The accused, Dennis Tri Gia Dang, 32, of Westminster, did not deny shooting and killing Linh Ho, 48, of Fountain Valley in the parking lot of a shopping center at the corner of Warner Avenue and Magnolia Street on October 20, 2019. His lawyer claimed he acted in self-defense and in the heat of the moment. Prosecutors argue he had no reason to believe the victim posed a deadly threat to him and suggested his actions were pre-planned.
On Thursday, jurors told Judge Richard King they had unanimously decided Dang was not guilty of first-degree murder. However, they could not agree on whether or not he should be convicted of second degree murder or another less serious charge.
“A lot of people changed their minds back and forth,” the jury foreman, identified only as juror No. 129, said in court Thursday.
Judge King asked each juror, individually, whether or not they thought more time to deliberate would result in a verdict. Two said no and one gave a definite yes.

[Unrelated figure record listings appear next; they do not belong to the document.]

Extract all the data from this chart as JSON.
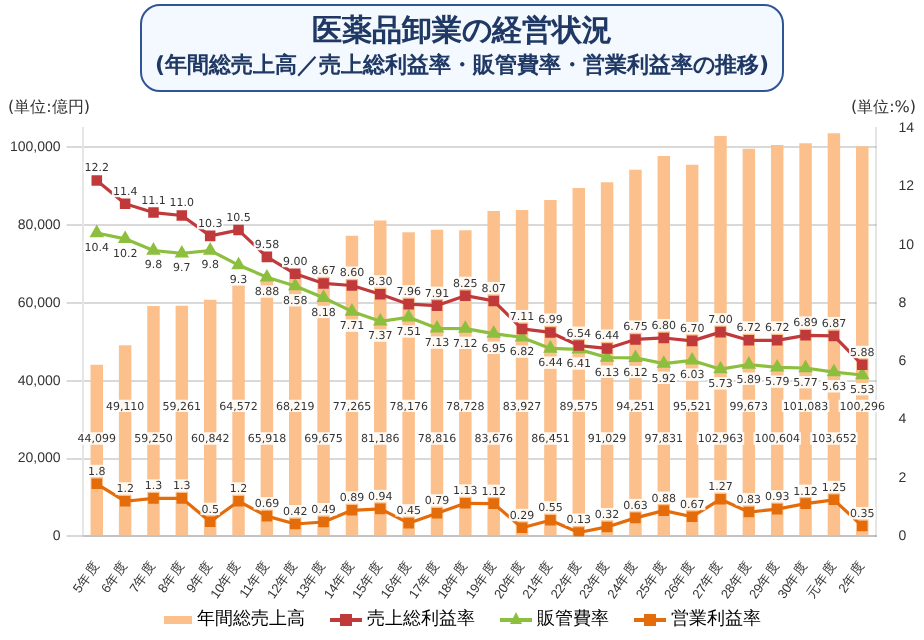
{
  "chart_data": {
    "type": "bar",
    "title": "医薬品卸業の経営状況",
    "subtitle": "(年間総売上高／売上総利益率・販管費率・営業利益率の推移)",
    "ylabel": "(単位:億円)",
    "y2label": "(単位:%)",
    "categories": [
      "5年度",
      "6年度",
      "7年度",
      "8年度",
      "9年度",
      "10年度",
      "11年度",
      "12年度",
      "13年度",
      "14年度",
      "15年度",
      "16年度",
      "17年度",
      "18年度",
      "19年度",
      "20年度",
      "21年度",
      "22年度",
      "23年度",
      "24年度",
      "25年度",
      "26年度",
      "27年度",
      "28年度",
      "29年度",
      "30年度",
      "元年度",
      "2年度"
    ],
    "series": [
      {
        "name": "年間総売上高",
        "color": "#fbc08c",
        "values": [
          44099,
          49110,
          59250,
          59261,
          60842,
          64572,
          65918,
          68219,
          69675,
          77265,
          81186,
          78176,
          78816,
          78728,
          83676,
          83927,
          86451,
          89575,
          91029,
          94251,
          97831,
          95521,
          102963,
          99673,
          100604,
          101083,
          103652,
          100296
        ],
        "value_labels": [
          "44,099",
          "49,110",
          "59,250",
          "59,261",
          "60,842",
          "64,572",
          "65,918",
          "68,219",
          "69,675",
          "77,265",
          "81,186",
          "78,176",
          "78,816",
          "78,728",
          "83,676",
          "83,927",
          "86,451",
          "89,575",
          "91,029",
          "94,251",
          "97,831",
          "95,521",
          "102,963",
          "99,673",
          "100,604",
          "101,083",
          "103,652",
          "100,296"
        ]
      },
      {
        "name": "売上総利益率",
        "type": "line",
        "axis": "y2",
        "color": "#c0393b",
        "marker": "square",
        "values": [
          12.2,
          11.4,
          11.1,
          11.0,
          10.3,
          10.5,
          9.58,
          9.0,
          8.67,
          8.6,
          8.3,
          7.96,
          7.91,
          8.25,
          8.07,
          7.11,
          6.99,
          6.54,
          6.44,
          6.75,
          6.8,
          6.7,
          7.0,
          6.72,
          6.72,
          6.89,
          6.87,
          5.88
        ],
        "value_labels": [
          "12.2",
          "11.4",
          "11.1",
          "11.0",
          "10.3",
          "10.5",
          "9.58",
          "9.00",
          "8.67",
          "8.60",
          "8.30",
          "7.96",
          "7.91",
          "8.25",
          "8.07",
          "7.11",
          "6.99",
          "6.54",
          "6.44",
          "6.75",
          "6.80",
          "6.70",
          "7.00",
          "6.72",
          "6.72",
          "6.89",
          "6.87",
          "5.88"
        ]
      },
      {
        "name": "販管費率",
        "type": "line",
        "axis": "y2",
        "color": "#8dbf3f",
        "marker": "triangle",
        "values": [
          10.4,
          10.2,
          9.8,
          9.7,
          9.8,
          9.3,
          8.88,
          8.58,
          8.18,
          7.71,
          7.37,
          7.51,
          7.13,
          7.12,
          6.95,
          6.82,
          6.44,
          6.41,
          6.13,
          6.12,
          5.92,
          6.03,
          5.73,
          5.89,
          5.79,
          5.77,
          5.63,
          5.53
        ],
        "value_labels": [
          "10.4",
          "10.2",
          "9.8",
          "9.7",
          "9.8",
          "9.3",
          "8.88",
          "8.58",
          "8.18",
          "7.71",
          "7.37",
          "7.51",
          "7.13",
          "7.12",
          "6.95",
          "6.82",
          "6.44",
          "6.41",
          "6.13",
          "6.12",
          "5.92",
          "6.03",
          "5.73",
          "5.89",
          "5.79",
          "5.77",
          "5.63",
          "5.53"
        ]
      },
      {
        "name": "営業利益率",
        "type": "line",
        "axis": "y2",
        "color": "#e46c0a",
        "marker": "square",
        "values": [
          1.8,
          1.2,
          1.3,
          1.3,
          0.5,
          1.2,
          0.69,
          0.42,
          0.49,
          0.89,
          0.94,
          0.45,
          0.79,
          1.13,
          1.12,
          0.29,
          0.55,
          0.13,
          0.32,
          0.63,
          0.88,
          0.67,
          1.27,
          0.83,
          0.93,
          1.12,
          1.25,
          0.35
        ],
        "value_labels": [
          "1.8",
          "1.2",
          "1.3",
          "1.3",
          "0.5",
          "1.2",
          "0.69",
          "0.42",
          "0.49",
          "0.89",
          "0.94",
          "0.45",
          "0.79",
          "1.13",
          "1.12",
          "0.29",
          "0.55",
          "0.13",
          "0.32",
          "0.63",
          "0.88",
          "0.67",
          "1.27",
          "0.83",
          "0.93",
          "1.12",
          "1.25",
          "0.35"
        ]
      }
    ],
    "ylim": [
      0,
      105000
    ],
    "yticks": [
      0,
      {
        "value": 20000,
        "label": "20,000"
      },
      {
        "value": 40000,
        "label": "40,000"
      },
      {
        "value": 60000,
        "label": "60,000"
      },
      {
        "value": 80000,
        "label": "80,000"
      },
      {
        "value": 100000,
        "label": "100,000"
      }
    ],
    "y2lim": [
      0,
      14
    ],
    "y2ticks": [
      0,
      2,
      4,
      6,
      8,
      10,
      12,
      14
    ],
    "grid": "y",
    "legend": "bottom",
    "line_style": "solid"
  }
}
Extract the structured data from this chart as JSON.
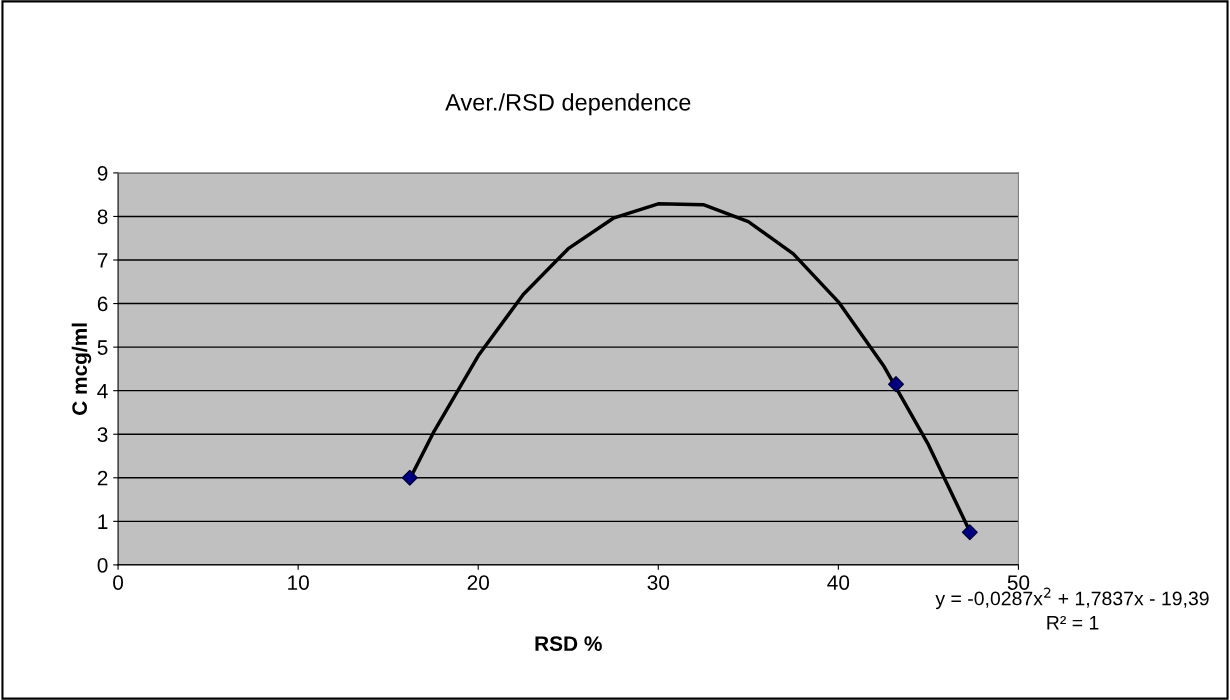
{
  "chart_data": {
    "type": "scatter",
    "title": "Aver./RSD dependence",
    "xlabel": "RSD %",
    "ylabel": "C mcg/ml",
    "xlim": [
      0,
      50
    ],
    "xticks": [
      0,
      10,
      20,
      30,
      40,
      50
    ],
    "ylim": [
      0,
      9
    ],
    "yticks": [
      0,
      1,
      2,
      3,
      4,
      5,
      6,
      7,
      8,
      9
    ],
    "grid": "y",
    "legend": false,
    "series": [
      {
        "type": "line",
        "color": "#000000",
        "marker": "none",
        "line_style": "solid",
        "x": [
          16.2,
          17.5,
          20,
          22.5,
          25,
          27.5,
          30,
          32.5,
          35,
          37.5,
          40,
          42.5,
          45,
          47.3
        ],
        "values": [
          1.97,
          3.03,
          4.8,
          6.21,
          7.26,
          7.96,
          8.29,
          8.27,
          7.88,
          7.14,
          6.04,
          4.58,
          2.76,
          0.77
        ]
      },
      {
        "color": "#000080",
        "marker": "diamond",
        "x": [
          16.2,
          43.2,
          47.3
        ],
        "values": [
          2.0,
          4.15,
          0.75
        ]
      }
    ],
    "annotations": [
      "y = -0,0287x$^{2}$ + 1,7837x - 19,39",
      "R² = 1"
    ]
  }
}
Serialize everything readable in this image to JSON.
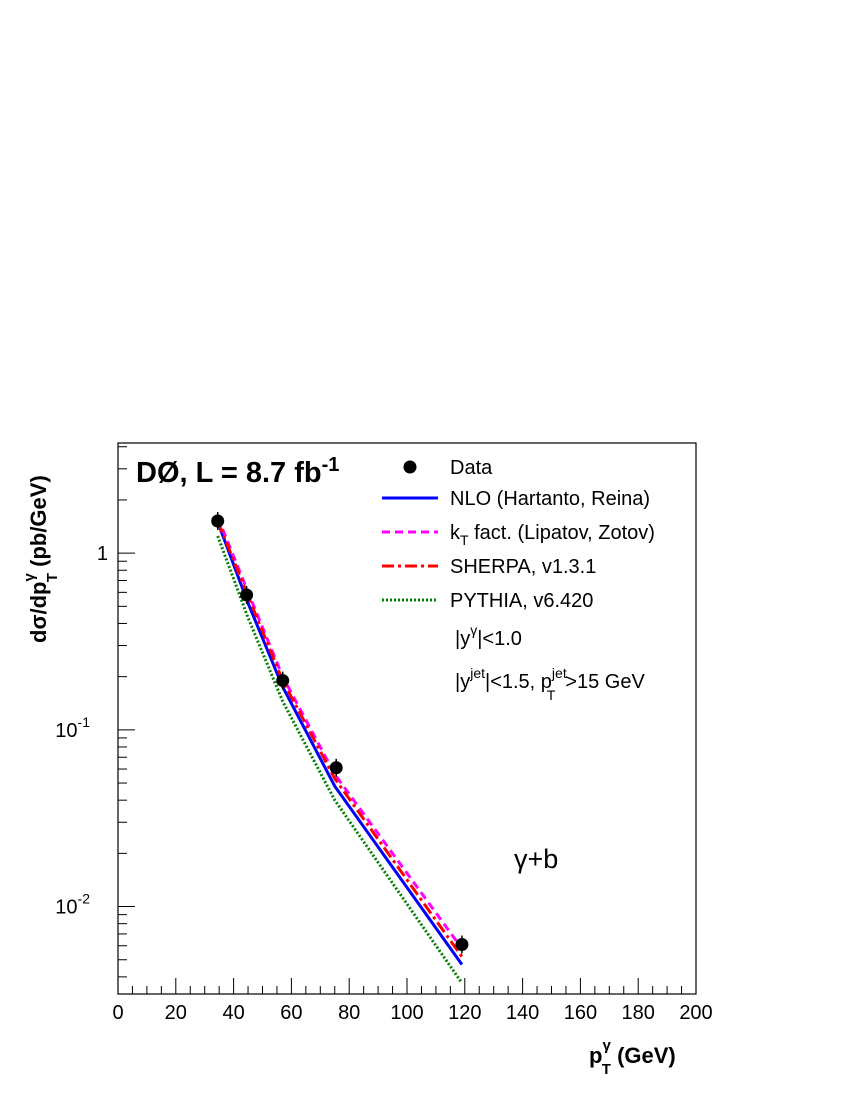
{
  "chart_data": {
    "type": "line",
    "title": "DØ, L = 8.7 fb",
    "title_sup": "-1",
    "xlabel": {
      "main": "p",
      "sup": "γ",
      "sub": "T",
      "rest": " (GeV)"
    },
    "ylabel": {
      "main": "dσ/dp",
      "sup": "γ",
      "sub": "T",
      "rest": " (pb/GeV)"
    },
    "xlim": [
      0,
      200
    ],
    "ylim": [
      0.0032,
      4.2
    ],
    "yscale": "log",
    "x_tick_labels": [
      "0",
      "20",
      "40",
      "60",
      "80",
      "100",
      "120",
      "140",
      "160",
      "180",
      "200"
    ],
    "y_tick_labels": [
      {
        "value": 1,
        "base": "1",
        "exp": ""
      },
      {
        "value": 0.1,
        "base": "10",
        "exp": "-1"
      },
      {
        "value": 0.01,
        "base": "10",
        "exp": "-2"
      }
    ],
    "grid": false,
    "legend_position": "top-right",
    "data_points": {
      "name": "Data",
      "x": [
        34.5,
        44.5,
        57.0,
        75.5,
        119.0
      ],
      "y": [
        1.52,
        0.58,
        0.19,
        0.061,
        0.0061
      ]
    },
    "series": [
      {
        "name": "NLO (Hartanto, Reina)",
        "color": "#0000ff",
        "style": "solid",
        "x": [
          34.5,
          45,
          57,
          75,
          119
        ],
        "y": [
          1.5,
          0.52,
          0.175,
          0.048,
          0.0047
        ]
      },
      {
        "name": "kT fact. (Lipatov, Zotov)",
        "color": "#ff00ff",
        "style": "dashed",
        "x": [
          34.5,
          45,
          57,
          75,
          119
        ],
        "y": [
          1.6,
          0.6,
          0.2,
          0.056,
          0.0058
        ]
      },
      {
        "name": "SHERPA, v1.3.1",
        "color": "#ff0000",
        "style": "dashdot",
        "x": [
          34.5,
          45,
          57,
          75,
          119
        ],
        "y": [
          1.52,
          0.57,
          0.19,
          0.053,
          0.0052
        ]
      },
      {
        "name": "PYTHIA, v6.420",
        "color": "#008000",
        "style": "dotted",
        "x": [
          34.5,
          45,
          57,
          75,
          119
        ],
        "y": [
          1.25,
          0.43,
          0.145,
          0.04,
          0.0037
        ]
      }
    ],
    "legend": {
      "data_label": "Data",
      "nlo_label": "NLO (Hartanto, Reina)",
      "kt_k": "k",
      "kt_sub": "T",
      "kt_rest": " fact. (Lipatov, Zotov)",
      "sherpa_label": "SHERPA, v1.3.1",
      "pythia_label": "PYTHIA, v6.420"
    },
    "annotations": {
      "cut1_a": "|y",
      "cut1_sup": "γ",
      "cut1_b": "|<1.0",
      "cut2_a": "|y",
      "cut2_sup": "jet",
      "cut2_b": "|<1.5, p",
      "cut2_sup2": "jet",
      "cut2_sub": "T",
      "cut2_c": ">15 GeV",
      "process": "γ+b"
    }
  }
}
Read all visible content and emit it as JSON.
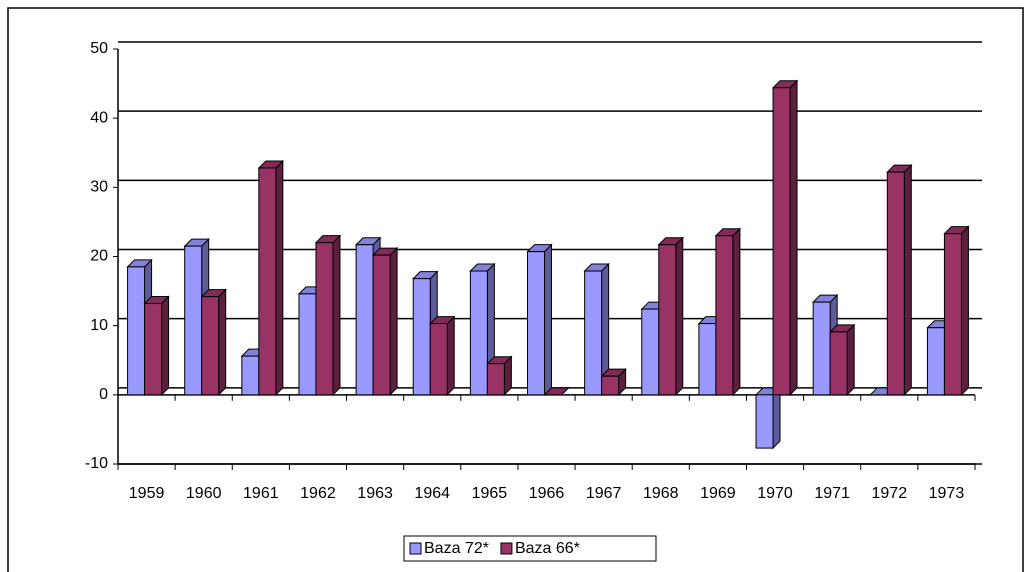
{
  "chart_data": {
    "type": "bar3d",
    "categories": [
      "1959",
      "1960",
      "1961",
      "1962",
      "1963",
      "1964",
      "1965",
      "1966",
      "1967",
      "1968",
      "1969",
      "1970",
      "1971",
      "1972",
      "1973"
    ],
    "series": [
      {
        "name": "Baza 72*",
        "color": "#9999ff",
        "values": [
          18.5,
          21.5,
          5.6,
          14.6,
          21.7,
          16.8,
          17.9,
          20.7,
          17.9,
          12.4,
          10.3,
          -7.7,
          13.4,
          0,
          9.7
        ]
      },
      {
        "name": "Baza 66*",
        "color": "#993366",
        "values": [
          13.2,
          14.2,
          32.8,
          22,
          20.2,
          10.3,
          4.5,
          0,
          2.7,
          21.7,
          23,
          44.4,
          9.1,
          32.2,
          23.3
        ]
      }
    ],
    "ylim": [
      -10,
      50
    ],
    "yticks": [
      -10,
      0,
      10,
      20,
      30,
      40,
      50
    ],
    "grid": true,
    "legend": "bottom"
  }
}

The remaining responses included shades of “maybe”, “unlikely”, and “I don’t know”.
King noted that several jurors were open to the possibility of reaching a unanimous verdict and said “the court has the discretion at this point, and perhaps the responsibility,” to ask them to continue deliberations. Both Sub-Dist. Atti. Janine Madera and Dang’s attorney, Ricardo Nicol, said the level of uncertainty they expressed, even after spending nearly a week considering the facts of the case, was unusual.
The defendant was described as a middleman in a sports betting operation run by the victim. At one point, the Dang players had vouched for running up a combined debt of around $60,000, for which Ho held him responsible, multiple witnesses said during the five days of testimony.
The victim told Dang to meet him with the money “…otherwise you can’t blame me for what happened to you,” in a text message the morning before the shooting. The defendant told his best friend, 34-year-old Casey Ngo, a former Midway City resident, that he only had $2,000 at the time, and asked him to get in his car with him until at the place chosen by Ho.
They parked in a parking lot out back, out of sight of where Dang and Ho met. The victim arrived in an Escalade and the accused boarded the passenger side. Less than a minute later, he was seen exiting and fleeing the scene in footage captured by surveillance cameras.
As Dang fled, Ho stumbled from the passenger seat and then collapsed on a patch of grass nearby. Bystanders and first responders tried to save him, but he died six days later in a hospital.
The victim’s sister, Monique Ho, was among several of her relatives who were present in court almost every day of the trial. She denied her brother ran a gambling operation and said it was heartbreaking to hear people call him a criminal.
“I am not crazy [at Nicol], that’s his job,” Ho said. “But for him to say my brother was a bad person is painful. My brother is already 6 feet under; there is no one who will speak for him.
She described her brother as a peacekeeper in their family who would help mediate the drama between their siblings. She said he looked after her elderly father by bathing him, taking him on dates and picking up groceries for him every weekday morning. He would also bring attention to people in need in his native Vietnam and helped raise funds through social media to build wells and buy a wheelchair for someone who couldn’t afford one.
Dang said he and the victim had worked together for about eight years and took thousands of dollars in bets every week.
“It’s in the hands of the jury now,” Ho said. “But either way, whatever they decide, I want people to know who my brother was.”